Kerry quickly joined the fray, flying from his home state of Massachusetts to Springfield, Ohio, where he delivered a broadside against Bush and Vice President Dick Cheney at a midnight rally.
``They have attacked my patriotism and my fitness to serve as commander in chief,'' Kerry said. ``I'm not going to have my commitment to defend this country questioned by those who refused to serve when they could have and by those who have misled the nation into Iraq.''
Bush served stateside in the Texas Air National Guard during the Vietnam War era, while five student and marriage deferments kept Cheney out of military service. Kerry, who has served in the Senate for the past two decades, has made his own Vietnam combat service in the Navy a centerpiece of his campaign.
``Misleading our nation into war in Iraq makes you unfit to lead this country,'' Kerry added. ``Doing nothing while this nation loses millions of jobs makes you unfit to lead this country. Letting 45 million Americans go without health care makes you unfit to lead this country. Letting the Saudi Royal Family control our energy costs makes you unfit to lead this country,'' Kerry told several thousand supporters.
In New York, Bush unapologetically defended his decision to invade Afghanistan and Iraq.
``Because we acted to defend our country, the murderous regimes of Saddam Hussein and the Taliban are history, more than 50 million people have been liberated, and democracy is coming to the broader Middle East,'' the president said.
Polls show the nation deeply divided on the wisdom of going to war with Iraq, where violence continues despite a turnover of control in June to an Iraqi interim government and as the U.S. death toll there is fast approaching 1,000.
First lady Laura Bush joined her husband on stage for the Madison Square Garden finale, followed by Cheney and his wife and extended families, as the convention came to a festive made-for-television conclusion in a blizzard of red, white and blue balloons, confetti, and streamers.
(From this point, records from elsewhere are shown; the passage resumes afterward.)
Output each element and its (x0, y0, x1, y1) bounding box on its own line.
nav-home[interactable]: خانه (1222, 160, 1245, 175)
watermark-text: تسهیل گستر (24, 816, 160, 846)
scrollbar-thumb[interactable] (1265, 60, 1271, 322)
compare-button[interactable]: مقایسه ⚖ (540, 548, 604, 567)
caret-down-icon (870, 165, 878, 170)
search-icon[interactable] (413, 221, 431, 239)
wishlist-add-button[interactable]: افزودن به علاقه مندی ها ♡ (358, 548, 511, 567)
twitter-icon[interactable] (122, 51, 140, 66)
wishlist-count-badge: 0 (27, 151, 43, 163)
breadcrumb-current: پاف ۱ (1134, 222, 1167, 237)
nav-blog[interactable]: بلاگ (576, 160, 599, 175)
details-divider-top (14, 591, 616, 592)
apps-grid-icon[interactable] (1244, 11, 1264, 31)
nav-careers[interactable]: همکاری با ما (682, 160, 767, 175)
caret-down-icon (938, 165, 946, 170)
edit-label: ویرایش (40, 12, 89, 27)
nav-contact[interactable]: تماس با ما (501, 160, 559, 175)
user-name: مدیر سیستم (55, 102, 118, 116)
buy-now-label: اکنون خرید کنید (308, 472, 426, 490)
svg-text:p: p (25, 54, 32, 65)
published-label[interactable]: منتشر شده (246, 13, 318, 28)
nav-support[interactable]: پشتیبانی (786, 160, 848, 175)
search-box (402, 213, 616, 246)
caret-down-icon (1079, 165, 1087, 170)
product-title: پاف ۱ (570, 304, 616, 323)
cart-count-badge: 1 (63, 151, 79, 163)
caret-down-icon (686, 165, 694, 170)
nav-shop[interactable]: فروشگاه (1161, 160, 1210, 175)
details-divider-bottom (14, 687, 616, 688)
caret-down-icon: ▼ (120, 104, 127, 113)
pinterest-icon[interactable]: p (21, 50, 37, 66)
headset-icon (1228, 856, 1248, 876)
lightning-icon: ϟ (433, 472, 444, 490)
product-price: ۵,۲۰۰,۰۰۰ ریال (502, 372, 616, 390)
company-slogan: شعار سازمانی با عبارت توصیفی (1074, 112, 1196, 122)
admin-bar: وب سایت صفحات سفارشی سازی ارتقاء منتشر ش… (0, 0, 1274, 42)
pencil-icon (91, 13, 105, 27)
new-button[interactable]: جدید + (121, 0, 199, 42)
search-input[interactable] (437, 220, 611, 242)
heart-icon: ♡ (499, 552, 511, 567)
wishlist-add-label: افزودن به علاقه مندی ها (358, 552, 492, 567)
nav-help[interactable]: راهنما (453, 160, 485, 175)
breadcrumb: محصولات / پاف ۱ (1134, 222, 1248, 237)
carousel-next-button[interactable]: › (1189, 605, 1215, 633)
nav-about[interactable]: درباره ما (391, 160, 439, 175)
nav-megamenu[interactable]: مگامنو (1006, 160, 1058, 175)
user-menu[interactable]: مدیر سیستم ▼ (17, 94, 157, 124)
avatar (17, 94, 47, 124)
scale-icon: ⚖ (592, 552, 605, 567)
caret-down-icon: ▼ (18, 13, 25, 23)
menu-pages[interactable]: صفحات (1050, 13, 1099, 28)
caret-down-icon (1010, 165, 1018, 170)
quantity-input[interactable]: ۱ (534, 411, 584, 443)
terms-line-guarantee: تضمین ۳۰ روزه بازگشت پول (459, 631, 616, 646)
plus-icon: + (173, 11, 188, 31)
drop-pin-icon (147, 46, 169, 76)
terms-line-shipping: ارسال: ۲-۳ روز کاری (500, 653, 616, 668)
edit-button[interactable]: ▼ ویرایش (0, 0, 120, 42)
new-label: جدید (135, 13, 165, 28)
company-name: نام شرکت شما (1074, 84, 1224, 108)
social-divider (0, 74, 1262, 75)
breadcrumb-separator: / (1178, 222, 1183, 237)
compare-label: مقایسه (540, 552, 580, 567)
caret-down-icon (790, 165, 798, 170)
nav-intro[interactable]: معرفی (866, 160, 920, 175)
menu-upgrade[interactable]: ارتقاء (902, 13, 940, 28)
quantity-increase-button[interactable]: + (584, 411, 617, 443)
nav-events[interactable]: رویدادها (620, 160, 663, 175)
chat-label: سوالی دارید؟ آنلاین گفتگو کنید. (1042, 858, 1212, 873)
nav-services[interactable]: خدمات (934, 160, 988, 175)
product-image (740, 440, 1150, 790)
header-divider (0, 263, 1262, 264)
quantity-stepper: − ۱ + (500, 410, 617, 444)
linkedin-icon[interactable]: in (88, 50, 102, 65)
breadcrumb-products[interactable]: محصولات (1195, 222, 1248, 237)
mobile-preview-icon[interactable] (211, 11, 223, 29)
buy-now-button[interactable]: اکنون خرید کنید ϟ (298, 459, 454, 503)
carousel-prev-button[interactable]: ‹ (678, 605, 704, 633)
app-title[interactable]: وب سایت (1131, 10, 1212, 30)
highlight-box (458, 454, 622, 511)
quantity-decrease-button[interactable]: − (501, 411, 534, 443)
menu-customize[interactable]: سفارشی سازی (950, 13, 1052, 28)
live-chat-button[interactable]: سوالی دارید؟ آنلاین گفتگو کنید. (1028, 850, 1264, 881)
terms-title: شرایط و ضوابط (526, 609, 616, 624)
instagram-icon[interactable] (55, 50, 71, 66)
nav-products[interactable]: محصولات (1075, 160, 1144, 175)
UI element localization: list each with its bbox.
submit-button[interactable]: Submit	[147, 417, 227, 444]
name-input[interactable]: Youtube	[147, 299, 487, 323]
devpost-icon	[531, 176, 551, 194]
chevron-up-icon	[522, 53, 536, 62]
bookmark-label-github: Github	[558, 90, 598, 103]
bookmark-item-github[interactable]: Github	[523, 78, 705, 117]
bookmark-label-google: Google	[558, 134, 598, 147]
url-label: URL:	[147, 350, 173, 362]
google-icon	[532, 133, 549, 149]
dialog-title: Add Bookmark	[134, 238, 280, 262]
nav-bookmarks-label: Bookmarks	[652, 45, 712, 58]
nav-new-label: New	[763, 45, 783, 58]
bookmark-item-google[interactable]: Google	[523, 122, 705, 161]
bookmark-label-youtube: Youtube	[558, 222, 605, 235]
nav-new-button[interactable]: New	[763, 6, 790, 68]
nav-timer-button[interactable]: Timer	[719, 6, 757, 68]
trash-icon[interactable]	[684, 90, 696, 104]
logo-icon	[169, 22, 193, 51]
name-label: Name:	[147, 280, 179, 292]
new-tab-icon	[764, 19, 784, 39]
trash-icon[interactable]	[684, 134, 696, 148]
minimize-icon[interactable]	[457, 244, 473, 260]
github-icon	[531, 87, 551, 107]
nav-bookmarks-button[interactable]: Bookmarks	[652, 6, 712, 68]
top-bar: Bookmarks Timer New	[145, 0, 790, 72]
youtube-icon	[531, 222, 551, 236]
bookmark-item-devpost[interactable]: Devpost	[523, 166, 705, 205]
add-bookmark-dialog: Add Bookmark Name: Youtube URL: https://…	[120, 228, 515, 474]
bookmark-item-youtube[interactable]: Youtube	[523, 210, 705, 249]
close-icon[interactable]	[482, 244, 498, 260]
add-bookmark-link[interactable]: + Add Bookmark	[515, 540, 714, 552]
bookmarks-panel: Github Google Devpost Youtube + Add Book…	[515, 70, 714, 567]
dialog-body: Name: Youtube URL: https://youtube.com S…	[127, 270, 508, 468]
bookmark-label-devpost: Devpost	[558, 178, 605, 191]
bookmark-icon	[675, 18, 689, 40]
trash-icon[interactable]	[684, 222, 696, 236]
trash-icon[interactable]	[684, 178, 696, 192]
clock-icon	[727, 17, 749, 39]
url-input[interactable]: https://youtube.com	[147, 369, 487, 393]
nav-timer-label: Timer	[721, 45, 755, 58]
Bush said that in a second term, he would lead a bipartisan drive ``to reform and simplify'' the federal income tax, which he called ``a complicated mess filled with special interest loopholes.''
He also outlined a variety of proposals, most of them floated before, to provide tax and other incentives to help people buy homes, start small businesses and get job training; to encourage investment in economically distressed areas; and to give people more say in managing their own health care and retirement finances.
Bush also dusted off a proposal to allow younger workers to divert a few percentage points of their Social Security payroll taxes into 401(K)-like investment funds. Bush abandoned an earlier version of the proposal after a post-Sept. 11 fall in the stock market.
Bush also revived his ``compassionate conservative'' theme from 2000, saying he believed ``that government should help people improve their lives, not try to run their lives.''
He contrasted his policies with Kerry's vow to roll back many of the Bush tax cuts to help fund an expanded government health care program and to help strapped workers.
The president at times used self-deprecating humor to present his case for another term.
``Some folks look at me and see a certain swagger, which in Texas is called `walking.' Now and then I come across as a little too blunt _ and for that we can all thank the white-haired lady sitting right up there,'' he said, indicating his mother, former first lady Barbara Bush, sitting alongside his beaming father, the first President Bush.